We need to move the Super Bowl to Saturday night.
(Editor’s note: I wrote an updated, and data-enhanced, version of the argument for the Vice site Tonic in 2018.)
Why move it, you ask? From the business side, the game is pure, swim-in-a-Olympic-sized-poolful-of-money spectacle and success. More than 111 million people watched New England edge Atlanta last year—down just a bit from the record 114 million three years ago. A 30-second spot on this year’s broadcast will run advertisers as much as four-and-a-half million dollars. In short, it’s the best idea anyone has ever had that wasn’t the wheel, indoor plumbing, or Kyrie Irving leaving Cleveland.

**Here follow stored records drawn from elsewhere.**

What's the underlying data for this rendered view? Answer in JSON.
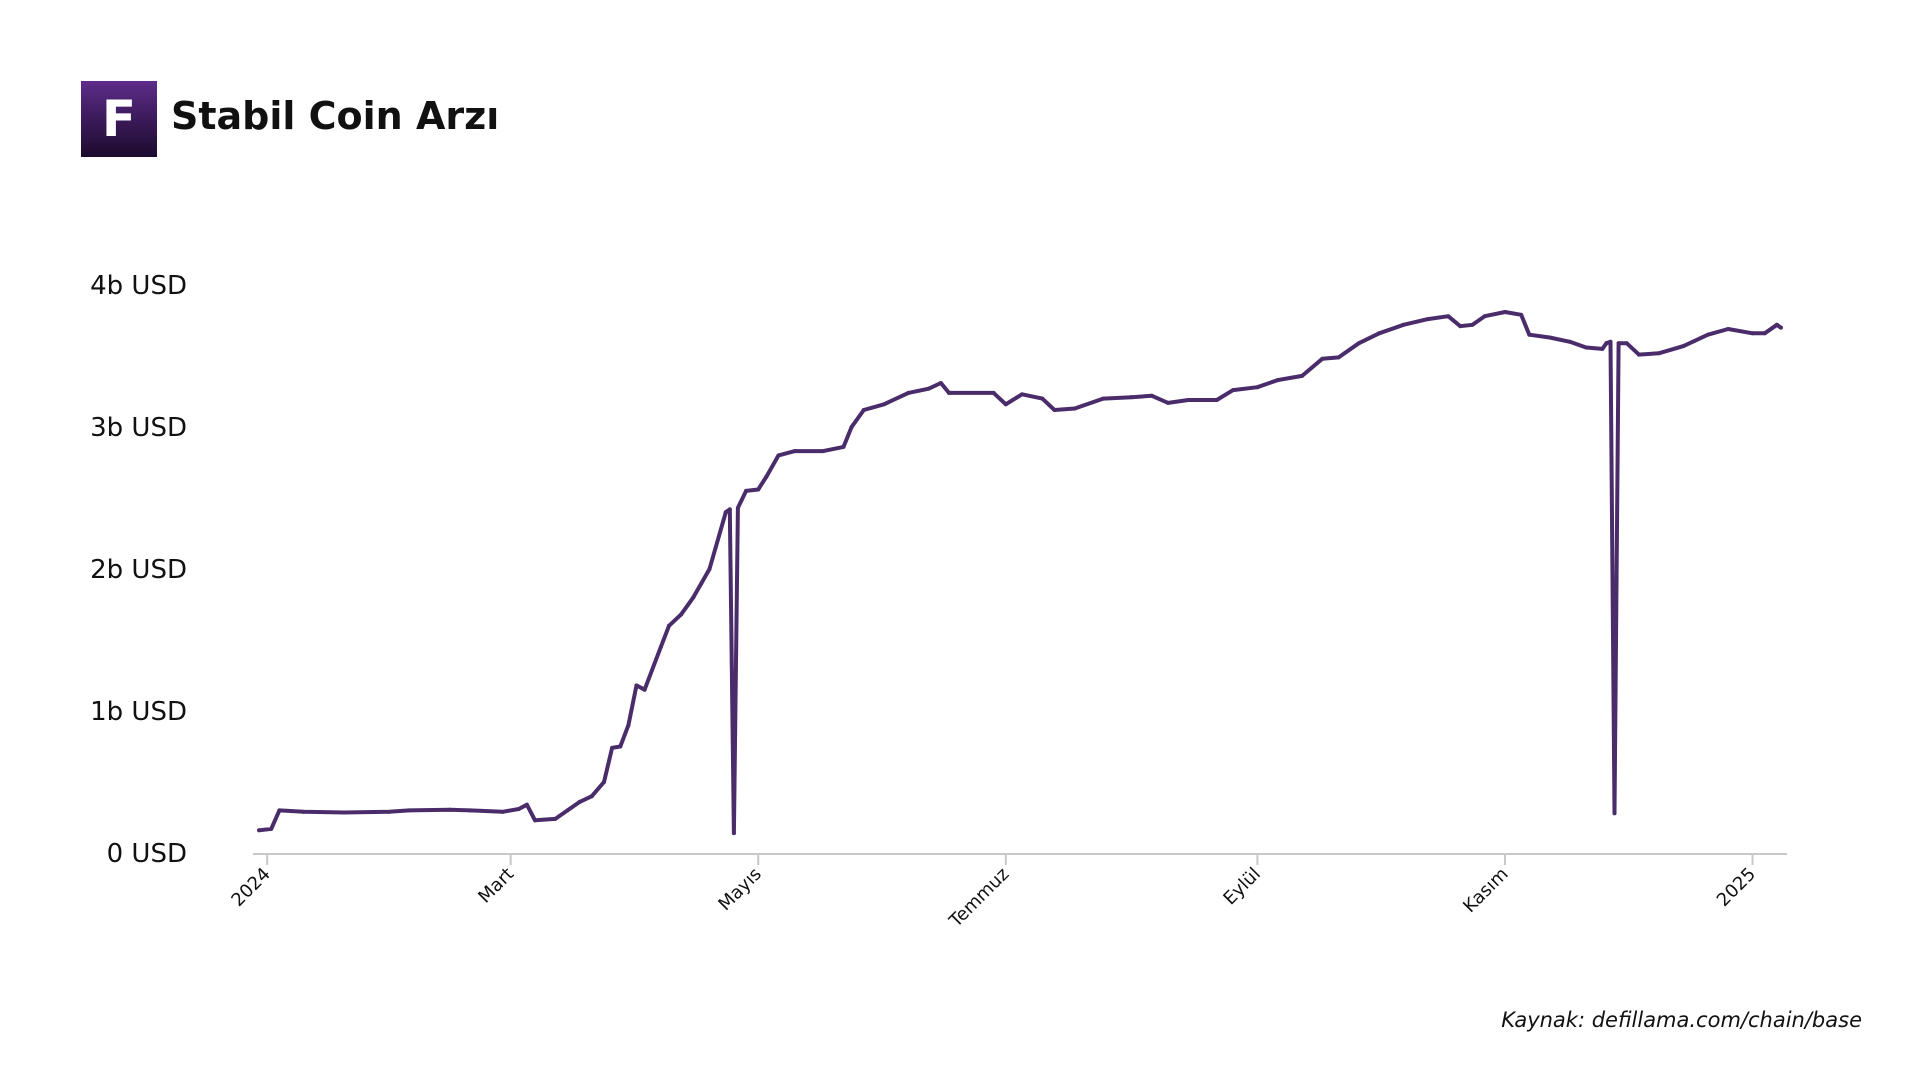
{
  "header": {
    "logo_letter": "F",
    "title": "Stabil Coin Arzı"
  },
  "footer": {
    "source": "Kaynak: defillama.com/chain/base"
  },
  "colors": {
    "line": "#4a2c6b",
    "axis": "#c8c8c8",
    "text": "#111111",
    "logo_top": "#5e2d8a",
    "logo_bottom": "#1d0b2e"
  },
  "chart_data": {
    "type": "line",
    "title": "Stabil Coin Arzı",
    "xlabel": "",
    "ylabel": "",
    "ylim": [
      0,
      4000000000
    ],
    "xlim": [
      "2023-12-29",
      "2025-01-09"
    ],
    "grid": false,
    "y_ticks": [
      {
        "value": 0,
        "label": "0 USD"
      },
      {
        "value": 1000000000,
        "label": "1b USD"
      },
      {
        "value": 2000000000,
        "label": "2b USD"
      },
      {
        "value": 3000000000,
        "label": "3b USD"
      },
      {
        "value": 4000000000,
        "label": "4b USD"
      }
    ],
    "x_ticks": [
      {
        "date": "2024-01-01",
        "label": "2024"
      },
      {
        "date": "2024-03-01",
        "label": "Mart"
      },
      {
        "date": "2024-05-01",
        "label": "Mayıs"
      },
      {
        "date": "2024-07-01",
        "label": "Temmuz"
      },
      {
        "date": "2024-09-01",
        "label": "Eylül"
      },
      {
        "date": "2024-11-01",
        "label": "Kasım"
      },
      {
        "date": "2025-01-01",
        "label": "2025"
      }
    ],
    "series": [
      {
        "points": [
          [
            "2023-12-30",
            160000000
          ],
          [
            "2024-01-02",
            170000000
          ],
          [
            "2024-01-04",
            300000000
          ],
          [
            "2024-01-10",
            290000000
          ],
          [
            "2024-01-20",
            285000000
          ],
          [
            "2024-01-31",
            290000000
          ],
          [
            "2024-02-05",
            300000000
          ],
          [
            "2024-02-15",
            305000000
          ],
          [
            "2024-02-20",
            300000000
          ],
          [
            "2024-02-28",
            290000000
          ],
          [
            "2024-03-03",
            310000000
          ],
          [
            "2024-03-05",
            340000000
          ],
          [
            "2024-03-07",
            230000000
          ],
          [
            "2024-03-12",
            240000000
          ],
          [
            "2024-03-15",
            300000000
          ],
          [
            "2024-03-18",
            360000000
          ],
          [
            "2024-03-21",
            400000000
          ],
          [
            "2024-03-24",
            500000000
          ],
          [
            "2024-03-26",
            740000000
          ],
          [
            "2024-03-28",
            750000000
          ],
          [
            "2024-03-30",
            900000000
          ],
          [
            "2024-04-01",
            1180000000
          ],
          [
            "2024-04-03",
            1150000000
          ],
          [
            "2024-04-07",
            1450000000
          ],
          [
            "2024-04-09",
            1600000000
          ],
          [
            "2024-04-12",
            1680000000
          ],
          [
            "2024-04-15",
            1800000000
          ],
          [
            "2024-04-17",
            1900000000
          ],
          [
            "2024-04-19",
            2000000000
          ],
          [
            "2024-04-23",
            2400000000
          ],
          [
            "2024-04-24",
            2420000000
          ],
          [
            "2024-04-25",
            140000000
          ],
          [
            "2024-04-26",
            2430000000
          ],
          [
            "2024-04-28",
            2550000000
          ],
          [
            "2024-05-01",
            2560000000
          ],
          [
            "2024-05-03",
            2650000000
          ],
          [
            "2024-05-06",
            2800000000
          ],
          [
            "2024-05-10",
            2830000000
          ],
          [
            "2024-05-17",
            2830000000
          ],
          [
            "2024-05-22",
            2860000000
          ],
          [
            "2024-05-24",
            3000000000
          ],
          [
            "2024-05-27",
            3120000000
          ],
          [
            "2024-06-01",
            3160000000
          ],
          [
            "2024-06-07",
            3240000000
          ],
          [
            "2024-06-12",
            3270000000
          ],
          [
            "2024-06-15",
            3310000000
          ],
          [
            "2024-06-17",
            3240000000
          ],
          [
            "2024-06-28",
            3240000000
          ],
          [
            "2024-07-01",
            3160000000
          ],
          [
            "2024-07-05",
            3230000000
          ],
          [
            "2024-07-10",
            3200000000
          ],
          [
            "2024-07-13",
            3120000000
          ],
          [
            "2024-07-18",
            3130000000
          ],
          [
            "2024-07-25",
            3200000000
          ],
          [
            "2024-08-01",
            3210000000
          ],
          [
            "2024-08-06",
            3220000000
          ],
          [
            "2024-08-10",
            3170000000
          ],
          [
            "2024-08-15",
            3190000000
          ],
          [
            "2024-08-22",
            3190000000
          ],
          [
            "2024-08-26",
            3260000000
          ],
          [
            "2024-09-01",
            3280000000
          ],
          [
            "2024-09-06",
            3330000000
          ],
          [
            "2024-09-12",
            3360000000
          ],
          [
            "2024-09-17",
            3480000000
          ],
          [
            "2024-09-21",
            3490000000
          ],
          [
            "2024-09-26",
            3590000000
          ],
          [
            "2024-10-01",
            3660000000
          ],
          [
            "2024-10-07",
            3720000000
          ],
          [
            "2024-10-13",
            3760000000
          ],
          [
            "2024-10-18",
            3780000000
          ],
          [
            "2024-10-21",
            3710000000
          ],
          [
            "2024-10-24",
            3720000000
          ],
          [
            "2024-10-27",
            3780000000
          ],
          [
            "2024-11-01",
            3810000000
          ],
          [
            "2024-11-05",
            3790000000
          ],
          [
            "2024-11-07",
            3650000000
          ],
          [
            "2024-11-12",
            3630000000
          ],
          [
            "2024-11-17",
            3600000000
          ],
          [
            "2024-11-21",
            3560000000
          ],
          [
            "2024-11-25",
            3550000000
          ],
          [
            "2024-11-26",
            3590000000
          ],
          [
            "2024-11-27",
            3600000000
          ],
          [
            "2024-11-28",
            280000000
          ],
          [
            "2024-11-29",
            3590000000
          ],
          [
            "2024-12-01",
            3590000000
          ],
          [
            "2024-12-04",
            3510000000
          ],
          [
            "2024-12-09",
            3520000000
          ],
          [
            "2024-12-15",
            3570000000
          ],
          [
            "2024-12-21",
            3650000000
          ],
          [
            "2024-12-26",
            3690000000
          ],
          [
            "2025-01-01",
            3660000000
          ],
          [
            "2025-01-04",
            3660000000
          ],
          [
            "2025-01-07",
            3720000000
          ],
          [
            "2025-01-08",
            3700000000
          ]
        ]
      }
    ]
  }
}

But on this side of the looking glass — that is, to those of us watching or, more precisely, waiting to watch the Super Bowl — the view is much different.
The game starts late (6:40 p.m. ET), runs late, keeps the kids up late — or even worse, sends sports-loving kids to bed without resolution. (What is this — baseball!?!) If you plan on throwing The Ultimate Super Bowl Party, it’ll involve the kinds of food and drink that could use a good day to work through the system. It comes on Sunday night, which makes this a slightly more enthusiastic, gluttonous version of an Oscars party.
Exactly. You see my point.
Worst of all, Monday morning always looms over the Super Bowl. Put your hand in the air if you spent the second half of last year’s game preoccupied by that Monday morning presentation for your boss — or the first half of your Monday workday in the men’s room, revisiting the Super Bowl spread. This is bad for a) your enjoyment of the game, b) your continued employment, or c) both.
We could just make Monday a holiday, but that’s a more complicated solution — and would involve the government and your HR department. It might take decades. Moving to Saturday doesn’t screw up anything but a bunch of VIP parties in the host city and force CBS to move Super Bowl’s “Greatest Commercials All-Star Countdown” to Friday — or Hulu. It makes the Super Bowl the opening act for a truly awesome party night, a night that makes New Year’s Eve pale in comparison. It makes it a truly Super Saturday.